The ousted Yahoo chief resigns from the company's board three days after her firing, The Wall Street Journal reports.
Recently fired Yahoo CEO Carol Bartz has resigned from the company's board.
The move was made Friday, three days after she was sacked by that same board, The Wall Street Journal reports, citing an unnamed source.
At the time of Bartz's ouster, the board gave no reason for its decision, but Yahoo had been performing in a lackluster fashion for some time, and Bartz's 30 months or so at the helm had done little to change that.

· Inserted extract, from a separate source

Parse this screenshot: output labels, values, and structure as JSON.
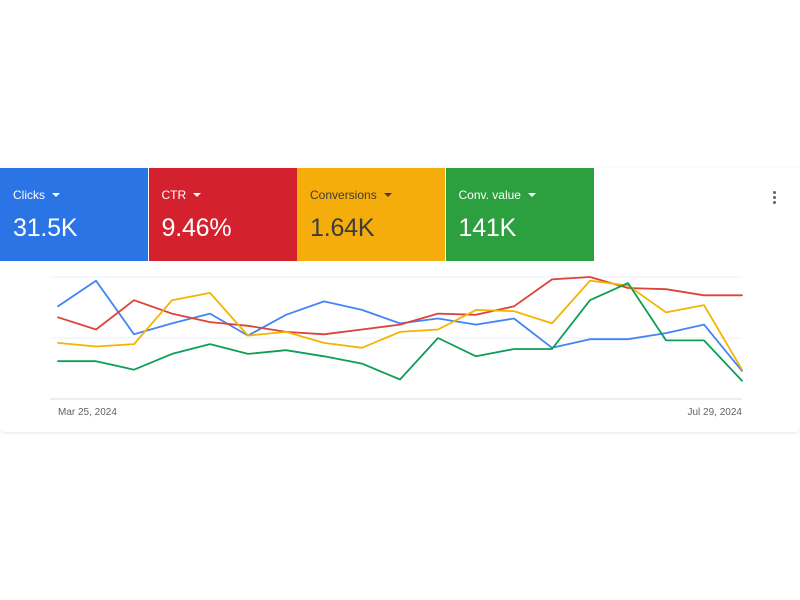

In an interview with Fortune magazine following the firing, the notoriously colorful Bartz gave her own reasons, saying the board was under huge pressure to increase revenue, especially since it had rejected a $44.6 billion buyout offer from Microsoft in 2008, a year before Bartz was hired.
"The board was so spooked by being cast as the worst board in the country," Bartz told Fortune. "Now they're trying to show that they're not the doofuses that they are." In the same interview, she said, "these people fucked me over."
Fortune reported subsequently that Bartz's contract had included a nondisparagement clause and that as a result of her comments in the interview, she might have forfeited $10 million. Today's Journal report, however, cites a compensation consultant in saying that there's no sign Yahoo will try to act on the clause.